Pour couronner le tout, Case et Deaton parsèment dans tout le livre des éléments de contextes qui témoignent de deux réalités boboësques qui encouragent*** cette divergence entre les réalités des bobos-urbains-éduqués, les « sachants », et celle des sans-dents, les « méchants populistes ». La première est celle de la mixité sociale en chute libre : A) la ségrégation sur les lieux de travail par niveau de scolarité, B) le retrait complet du marché de l’emploi qui augmente dans la majorité sans diplôme universitaire, C) une ségrégation géographique, encore une fois basée sur le niveau de scolarité atteint, et D) (découlant de C) une ségrégation dans le système d’éducation. La seconde réalité est celle d’une redistribution des revenus de la croissance économique qui 1) avantage les emplois universitaires et 2) fais stagner, voir baisser, les revenus disponibles des individus sans diplôme universitaire. Le tout menant à un marché où les fonds de placements de retraite utilisés par les bobos-urbains-éduqués Américains investissent (grâce à des politiques fiscales votées par des lobbies de travailleurs universitaires) dans des entreprises qui se délocalisent en Chine (détruisant les emplois industriels des sans-dents, remplacés par des emplois exécrables) et/ou qui utilisent l’état de quasi-monopole et de non-concurrence du système de santé américain pour augmenter le coût des traitements, les « premium » des assurances privées, et donc diminuer le revenu disponible des travailleurs sans diplôme universitaire de manière disproportionnée en comparaison avec les bobos-urbains-éduqués. Et le tout encourage évidemment une inégalité dans l’accès aux services de santé MALGRÉ la couverture par l’assurance privée de l’employeur. Dans tous les cas les sans-dents l’ont dans-le-cul.

Pistes de solutions systémiques

Case et Deaton ne font pas que péter la bulle des bobos-urbains-éduqués; ils proposent des solutions qui feront autant plaisir à droite qu’à gauche (la droite n’aime pas plus les monopoles duh).
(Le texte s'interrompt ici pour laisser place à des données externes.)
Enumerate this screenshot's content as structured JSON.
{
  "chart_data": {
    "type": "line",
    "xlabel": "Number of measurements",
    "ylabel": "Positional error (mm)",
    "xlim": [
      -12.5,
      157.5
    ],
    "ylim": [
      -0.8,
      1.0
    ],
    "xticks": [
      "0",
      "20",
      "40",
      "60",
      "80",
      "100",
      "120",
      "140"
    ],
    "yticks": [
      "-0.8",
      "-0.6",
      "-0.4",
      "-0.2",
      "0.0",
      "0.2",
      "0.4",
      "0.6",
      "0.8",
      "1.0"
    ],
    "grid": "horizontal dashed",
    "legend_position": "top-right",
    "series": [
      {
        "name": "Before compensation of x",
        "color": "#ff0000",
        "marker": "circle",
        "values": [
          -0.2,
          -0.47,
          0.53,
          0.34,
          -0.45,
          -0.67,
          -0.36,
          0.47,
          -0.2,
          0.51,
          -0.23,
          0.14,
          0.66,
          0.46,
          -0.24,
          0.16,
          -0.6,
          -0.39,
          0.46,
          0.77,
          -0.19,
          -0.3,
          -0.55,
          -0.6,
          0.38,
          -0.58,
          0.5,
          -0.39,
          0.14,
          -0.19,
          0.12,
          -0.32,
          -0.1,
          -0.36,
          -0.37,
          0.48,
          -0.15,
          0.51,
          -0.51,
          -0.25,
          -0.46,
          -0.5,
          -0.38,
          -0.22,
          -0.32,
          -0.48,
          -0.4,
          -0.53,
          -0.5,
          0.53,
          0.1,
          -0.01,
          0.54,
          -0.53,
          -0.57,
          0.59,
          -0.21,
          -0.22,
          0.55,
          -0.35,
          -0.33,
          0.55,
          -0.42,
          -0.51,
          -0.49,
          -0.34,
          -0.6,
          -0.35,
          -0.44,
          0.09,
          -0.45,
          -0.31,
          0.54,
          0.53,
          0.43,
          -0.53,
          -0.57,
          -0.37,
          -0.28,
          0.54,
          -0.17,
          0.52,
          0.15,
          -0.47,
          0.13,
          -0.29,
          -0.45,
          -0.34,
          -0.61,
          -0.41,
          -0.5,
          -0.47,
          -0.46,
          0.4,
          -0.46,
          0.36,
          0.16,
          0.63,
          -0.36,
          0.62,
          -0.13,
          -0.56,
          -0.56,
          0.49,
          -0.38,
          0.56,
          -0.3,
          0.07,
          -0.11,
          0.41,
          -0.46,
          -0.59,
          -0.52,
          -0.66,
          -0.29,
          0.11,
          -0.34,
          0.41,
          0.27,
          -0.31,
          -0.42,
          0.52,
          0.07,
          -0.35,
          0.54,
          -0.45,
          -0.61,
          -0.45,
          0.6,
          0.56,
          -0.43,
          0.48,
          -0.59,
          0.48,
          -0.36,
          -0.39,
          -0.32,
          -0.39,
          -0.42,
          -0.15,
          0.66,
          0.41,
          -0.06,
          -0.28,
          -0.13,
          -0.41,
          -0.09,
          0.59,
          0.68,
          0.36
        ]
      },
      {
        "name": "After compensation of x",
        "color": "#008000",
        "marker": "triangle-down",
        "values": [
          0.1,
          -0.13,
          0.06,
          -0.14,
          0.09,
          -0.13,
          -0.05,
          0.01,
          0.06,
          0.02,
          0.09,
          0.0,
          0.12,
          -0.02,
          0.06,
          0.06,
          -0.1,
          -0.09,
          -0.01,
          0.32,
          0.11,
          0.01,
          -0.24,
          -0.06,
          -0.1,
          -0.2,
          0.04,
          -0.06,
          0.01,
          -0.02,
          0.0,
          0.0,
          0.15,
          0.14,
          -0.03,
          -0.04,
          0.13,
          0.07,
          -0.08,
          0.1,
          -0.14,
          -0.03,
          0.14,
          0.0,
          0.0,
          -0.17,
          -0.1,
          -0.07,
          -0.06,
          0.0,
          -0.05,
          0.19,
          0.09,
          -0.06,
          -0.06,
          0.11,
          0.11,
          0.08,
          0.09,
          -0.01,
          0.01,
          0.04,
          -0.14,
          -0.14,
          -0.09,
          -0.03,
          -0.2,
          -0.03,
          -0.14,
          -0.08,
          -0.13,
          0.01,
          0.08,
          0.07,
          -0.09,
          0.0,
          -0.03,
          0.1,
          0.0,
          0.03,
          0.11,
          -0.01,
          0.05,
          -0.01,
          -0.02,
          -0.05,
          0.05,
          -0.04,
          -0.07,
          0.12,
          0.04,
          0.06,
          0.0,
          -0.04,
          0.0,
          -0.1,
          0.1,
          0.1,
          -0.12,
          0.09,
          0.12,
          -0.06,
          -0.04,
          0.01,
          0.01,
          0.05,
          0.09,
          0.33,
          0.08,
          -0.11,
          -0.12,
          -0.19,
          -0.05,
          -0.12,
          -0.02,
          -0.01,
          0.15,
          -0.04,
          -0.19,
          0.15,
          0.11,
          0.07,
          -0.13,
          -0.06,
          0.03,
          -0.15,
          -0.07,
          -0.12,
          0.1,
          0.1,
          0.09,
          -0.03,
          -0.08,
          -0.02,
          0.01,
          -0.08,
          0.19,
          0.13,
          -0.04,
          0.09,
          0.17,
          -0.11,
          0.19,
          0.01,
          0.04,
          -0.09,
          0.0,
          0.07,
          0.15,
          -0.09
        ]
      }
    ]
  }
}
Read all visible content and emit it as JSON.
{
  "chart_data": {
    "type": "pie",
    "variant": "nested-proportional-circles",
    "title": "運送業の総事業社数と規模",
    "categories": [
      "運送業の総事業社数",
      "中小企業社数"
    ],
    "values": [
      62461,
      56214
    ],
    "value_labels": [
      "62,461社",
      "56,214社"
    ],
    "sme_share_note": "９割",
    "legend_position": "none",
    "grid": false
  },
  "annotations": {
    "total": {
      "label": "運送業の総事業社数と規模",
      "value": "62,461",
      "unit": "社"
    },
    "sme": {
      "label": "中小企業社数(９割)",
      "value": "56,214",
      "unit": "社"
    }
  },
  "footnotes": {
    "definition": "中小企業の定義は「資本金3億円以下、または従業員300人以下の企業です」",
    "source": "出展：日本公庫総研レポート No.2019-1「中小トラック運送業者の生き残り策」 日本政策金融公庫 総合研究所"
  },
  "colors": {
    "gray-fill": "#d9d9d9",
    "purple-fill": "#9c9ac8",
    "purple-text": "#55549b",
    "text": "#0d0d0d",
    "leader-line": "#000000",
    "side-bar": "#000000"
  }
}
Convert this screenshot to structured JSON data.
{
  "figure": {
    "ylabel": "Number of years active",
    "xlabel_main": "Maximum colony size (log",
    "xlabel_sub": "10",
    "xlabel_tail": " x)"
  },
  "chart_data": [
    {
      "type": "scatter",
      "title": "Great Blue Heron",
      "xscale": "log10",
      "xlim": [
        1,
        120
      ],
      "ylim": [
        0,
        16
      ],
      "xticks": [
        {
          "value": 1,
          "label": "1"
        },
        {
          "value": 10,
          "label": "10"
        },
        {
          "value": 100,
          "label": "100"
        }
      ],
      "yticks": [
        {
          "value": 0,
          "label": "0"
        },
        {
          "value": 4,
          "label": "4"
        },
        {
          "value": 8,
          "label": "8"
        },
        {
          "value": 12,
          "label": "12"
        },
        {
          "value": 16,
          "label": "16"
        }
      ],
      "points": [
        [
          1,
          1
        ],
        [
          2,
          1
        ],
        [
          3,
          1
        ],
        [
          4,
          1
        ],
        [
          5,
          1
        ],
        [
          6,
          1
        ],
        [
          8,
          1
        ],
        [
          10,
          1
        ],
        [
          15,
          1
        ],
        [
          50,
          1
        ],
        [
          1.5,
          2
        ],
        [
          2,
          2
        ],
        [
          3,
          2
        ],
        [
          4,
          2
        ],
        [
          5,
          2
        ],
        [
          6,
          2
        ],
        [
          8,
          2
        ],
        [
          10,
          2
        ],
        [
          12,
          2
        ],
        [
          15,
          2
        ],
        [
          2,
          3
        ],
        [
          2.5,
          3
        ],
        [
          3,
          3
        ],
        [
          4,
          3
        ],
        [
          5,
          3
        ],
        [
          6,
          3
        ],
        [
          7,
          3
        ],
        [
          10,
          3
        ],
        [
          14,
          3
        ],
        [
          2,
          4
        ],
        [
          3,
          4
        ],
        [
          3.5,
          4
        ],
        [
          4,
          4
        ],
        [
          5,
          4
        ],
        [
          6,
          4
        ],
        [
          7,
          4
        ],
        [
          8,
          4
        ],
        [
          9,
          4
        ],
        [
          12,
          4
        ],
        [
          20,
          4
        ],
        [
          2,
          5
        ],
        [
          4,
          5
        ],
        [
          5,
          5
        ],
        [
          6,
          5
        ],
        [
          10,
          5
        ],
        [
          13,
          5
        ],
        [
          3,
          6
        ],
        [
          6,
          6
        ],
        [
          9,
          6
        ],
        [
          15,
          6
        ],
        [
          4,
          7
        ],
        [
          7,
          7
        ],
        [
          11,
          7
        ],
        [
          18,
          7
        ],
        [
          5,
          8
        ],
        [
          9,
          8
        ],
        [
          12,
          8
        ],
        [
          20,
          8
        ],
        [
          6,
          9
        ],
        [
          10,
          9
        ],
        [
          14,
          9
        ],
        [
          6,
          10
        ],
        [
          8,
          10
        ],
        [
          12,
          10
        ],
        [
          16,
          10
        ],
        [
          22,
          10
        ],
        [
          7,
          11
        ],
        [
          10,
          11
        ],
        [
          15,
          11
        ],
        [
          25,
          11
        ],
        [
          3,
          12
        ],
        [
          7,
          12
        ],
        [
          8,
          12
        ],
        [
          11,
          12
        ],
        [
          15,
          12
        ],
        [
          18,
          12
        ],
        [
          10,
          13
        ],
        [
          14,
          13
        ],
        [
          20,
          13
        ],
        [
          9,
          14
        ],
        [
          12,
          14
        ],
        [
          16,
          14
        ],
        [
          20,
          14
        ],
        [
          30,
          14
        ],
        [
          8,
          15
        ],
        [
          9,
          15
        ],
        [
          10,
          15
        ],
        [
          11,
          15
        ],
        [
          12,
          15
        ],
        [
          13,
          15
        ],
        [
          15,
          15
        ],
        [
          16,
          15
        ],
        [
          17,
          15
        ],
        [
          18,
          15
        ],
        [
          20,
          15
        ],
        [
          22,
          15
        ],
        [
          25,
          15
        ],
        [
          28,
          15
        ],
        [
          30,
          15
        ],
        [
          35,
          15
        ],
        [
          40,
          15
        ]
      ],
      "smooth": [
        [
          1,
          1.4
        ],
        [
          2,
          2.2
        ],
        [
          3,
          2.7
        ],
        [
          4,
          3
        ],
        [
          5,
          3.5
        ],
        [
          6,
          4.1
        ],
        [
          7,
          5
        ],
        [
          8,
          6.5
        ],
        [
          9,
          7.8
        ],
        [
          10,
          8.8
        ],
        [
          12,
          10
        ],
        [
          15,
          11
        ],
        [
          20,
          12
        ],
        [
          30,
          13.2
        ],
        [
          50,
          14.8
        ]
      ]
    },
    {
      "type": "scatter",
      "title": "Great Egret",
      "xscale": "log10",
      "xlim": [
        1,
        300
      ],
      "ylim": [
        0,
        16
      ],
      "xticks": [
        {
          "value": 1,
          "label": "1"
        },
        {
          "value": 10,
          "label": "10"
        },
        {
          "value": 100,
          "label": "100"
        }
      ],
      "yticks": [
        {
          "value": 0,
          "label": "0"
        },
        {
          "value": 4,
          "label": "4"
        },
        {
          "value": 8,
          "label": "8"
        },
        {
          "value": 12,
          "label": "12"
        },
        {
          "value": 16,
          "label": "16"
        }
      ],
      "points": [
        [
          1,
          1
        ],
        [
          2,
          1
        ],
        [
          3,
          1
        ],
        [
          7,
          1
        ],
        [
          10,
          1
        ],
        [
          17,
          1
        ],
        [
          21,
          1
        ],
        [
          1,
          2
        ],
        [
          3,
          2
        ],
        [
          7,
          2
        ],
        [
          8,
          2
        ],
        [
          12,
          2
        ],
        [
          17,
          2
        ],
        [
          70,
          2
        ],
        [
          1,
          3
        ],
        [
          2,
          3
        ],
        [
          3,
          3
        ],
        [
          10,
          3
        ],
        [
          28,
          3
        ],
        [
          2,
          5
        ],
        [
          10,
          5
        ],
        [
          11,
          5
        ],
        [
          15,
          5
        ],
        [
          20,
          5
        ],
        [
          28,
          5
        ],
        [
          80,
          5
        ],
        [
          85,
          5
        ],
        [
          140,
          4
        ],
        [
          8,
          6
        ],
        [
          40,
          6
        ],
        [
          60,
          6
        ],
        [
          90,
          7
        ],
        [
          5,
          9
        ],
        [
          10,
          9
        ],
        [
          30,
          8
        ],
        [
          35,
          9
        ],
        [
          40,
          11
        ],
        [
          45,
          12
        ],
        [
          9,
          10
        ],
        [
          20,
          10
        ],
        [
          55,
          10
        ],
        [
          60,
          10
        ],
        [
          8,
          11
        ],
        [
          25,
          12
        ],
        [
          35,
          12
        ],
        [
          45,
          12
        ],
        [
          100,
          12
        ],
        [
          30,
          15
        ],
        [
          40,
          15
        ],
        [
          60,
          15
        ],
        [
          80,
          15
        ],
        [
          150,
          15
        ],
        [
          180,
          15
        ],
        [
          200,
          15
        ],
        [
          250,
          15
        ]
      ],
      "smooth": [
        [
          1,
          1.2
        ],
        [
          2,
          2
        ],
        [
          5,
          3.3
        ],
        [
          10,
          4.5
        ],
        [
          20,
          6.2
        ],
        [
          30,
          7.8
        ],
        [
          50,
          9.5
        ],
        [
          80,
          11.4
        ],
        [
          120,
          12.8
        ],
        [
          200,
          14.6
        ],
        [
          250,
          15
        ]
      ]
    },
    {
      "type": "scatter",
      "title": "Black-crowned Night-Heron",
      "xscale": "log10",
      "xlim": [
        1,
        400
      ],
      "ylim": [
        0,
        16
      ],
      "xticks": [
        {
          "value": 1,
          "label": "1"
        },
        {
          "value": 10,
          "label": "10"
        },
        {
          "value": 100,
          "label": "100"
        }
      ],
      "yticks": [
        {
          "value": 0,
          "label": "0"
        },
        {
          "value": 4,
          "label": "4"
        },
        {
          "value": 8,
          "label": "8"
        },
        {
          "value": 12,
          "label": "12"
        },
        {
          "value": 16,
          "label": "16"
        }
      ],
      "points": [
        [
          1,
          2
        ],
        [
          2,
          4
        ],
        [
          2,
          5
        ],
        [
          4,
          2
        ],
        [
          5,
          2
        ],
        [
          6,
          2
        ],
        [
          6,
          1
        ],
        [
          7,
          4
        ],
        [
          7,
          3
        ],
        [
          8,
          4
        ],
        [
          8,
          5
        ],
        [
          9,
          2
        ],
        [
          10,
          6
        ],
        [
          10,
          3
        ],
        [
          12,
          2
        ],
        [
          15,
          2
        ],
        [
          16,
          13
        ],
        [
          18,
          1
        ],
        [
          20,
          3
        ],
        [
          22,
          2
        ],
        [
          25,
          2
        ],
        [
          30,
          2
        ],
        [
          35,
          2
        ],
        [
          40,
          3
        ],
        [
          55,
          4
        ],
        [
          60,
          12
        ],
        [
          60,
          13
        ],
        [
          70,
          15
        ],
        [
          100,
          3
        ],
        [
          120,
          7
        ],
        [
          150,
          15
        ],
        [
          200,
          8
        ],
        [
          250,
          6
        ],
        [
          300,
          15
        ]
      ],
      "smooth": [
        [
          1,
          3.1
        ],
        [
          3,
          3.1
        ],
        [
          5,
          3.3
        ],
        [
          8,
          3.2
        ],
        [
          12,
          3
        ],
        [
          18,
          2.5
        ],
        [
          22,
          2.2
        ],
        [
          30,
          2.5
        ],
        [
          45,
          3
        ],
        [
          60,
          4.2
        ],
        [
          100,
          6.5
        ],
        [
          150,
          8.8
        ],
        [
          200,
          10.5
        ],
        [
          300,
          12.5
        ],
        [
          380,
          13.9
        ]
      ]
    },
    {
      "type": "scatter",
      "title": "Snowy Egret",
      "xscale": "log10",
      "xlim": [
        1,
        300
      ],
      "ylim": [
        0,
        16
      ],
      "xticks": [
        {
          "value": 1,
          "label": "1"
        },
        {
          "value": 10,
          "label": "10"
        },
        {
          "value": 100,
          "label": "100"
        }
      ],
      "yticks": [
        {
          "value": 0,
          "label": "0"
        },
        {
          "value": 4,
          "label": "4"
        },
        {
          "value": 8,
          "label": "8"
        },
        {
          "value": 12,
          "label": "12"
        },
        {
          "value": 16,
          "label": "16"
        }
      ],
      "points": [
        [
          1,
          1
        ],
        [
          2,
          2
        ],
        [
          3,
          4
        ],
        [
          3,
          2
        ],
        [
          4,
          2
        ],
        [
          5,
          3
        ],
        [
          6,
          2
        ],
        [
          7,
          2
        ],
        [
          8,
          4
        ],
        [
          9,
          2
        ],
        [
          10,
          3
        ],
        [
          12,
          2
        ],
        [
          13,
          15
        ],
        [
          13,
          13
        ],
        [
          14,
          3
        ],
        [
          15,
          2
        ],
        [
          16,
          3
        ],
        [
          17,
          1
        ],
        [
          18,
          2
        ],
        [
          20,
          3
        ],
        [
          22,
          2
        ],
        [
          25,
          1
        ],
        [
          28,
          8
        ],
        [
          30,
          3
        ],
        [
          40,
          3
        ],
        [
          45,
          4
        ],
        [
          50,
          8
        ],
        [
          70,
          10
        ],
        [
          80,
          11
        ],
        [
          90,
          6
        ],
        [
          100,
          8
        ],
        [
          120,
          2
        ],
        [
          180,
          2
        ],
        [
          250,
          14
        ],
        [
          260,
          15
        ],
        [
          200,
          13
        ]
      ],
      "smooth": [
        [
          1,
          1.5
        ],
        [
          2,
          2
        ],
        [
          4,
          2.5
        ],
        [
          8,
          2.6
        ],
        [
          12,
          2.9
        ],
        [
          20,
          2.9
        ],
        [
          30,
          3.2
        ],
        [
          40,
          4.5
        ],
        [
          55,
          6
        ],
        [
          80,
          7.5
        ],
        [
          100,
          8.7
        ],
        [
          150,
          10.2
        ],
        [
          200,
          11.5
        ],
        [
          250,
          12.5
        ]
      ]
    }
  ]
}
Des solutions comme 1) les luttes anti-trust contre les monopoles et les consolidations de secteur, de région et/ou par des schémas d’investissement horizontaux, dans le domaine de la santé et des soins, qui nuisent à la concurrence, font monter les prix et diminuer l'accès aux soins, 2) le remplacement du système de santé Medicare/Medicaid par des « vouchers », en plus de l’abandon du modèle des assurances privées offertes par les employeurs (qui grugent les salaires et sont une rente pour les assureurs), 3) une agence gouvernementale de surveillance des coûts et de la concurrence en santé, et gardienne de la balance des coûts vis-à-vis des gains réels (en espérance de vie) pour la population, basée sur le modèle britannique de la « National Institute for Care Excellence » (NICE), 4) une décentralisation du système de santé, comparable au réseau allemand, et 5) forcer toutes les entités du domaine de la santé à la transparence; montrer les frais cachés, les coûts des services, les activités de lobbyistes et surtout rendre public les listes d’achats de publicités chez les GAFAMs (Google, Apple, Facebook, Amazon, Microsoft) qui influencent les politiques à tous les niveaux… favorisant le statu quo. Dans cette divine comédie, la couleur de peau, le sexe, le genre et le type de sexualité n’ont aucune importance. Ce phénomène de société est invisible pour les « sachants » et ils n’en voient que ce qu’ils veulent haïr : la présidence populiste de l’agent Orange. En étant certain de ne pas oublier de maudire les suppôts de Satan qui osent leur dire qu’ils existent.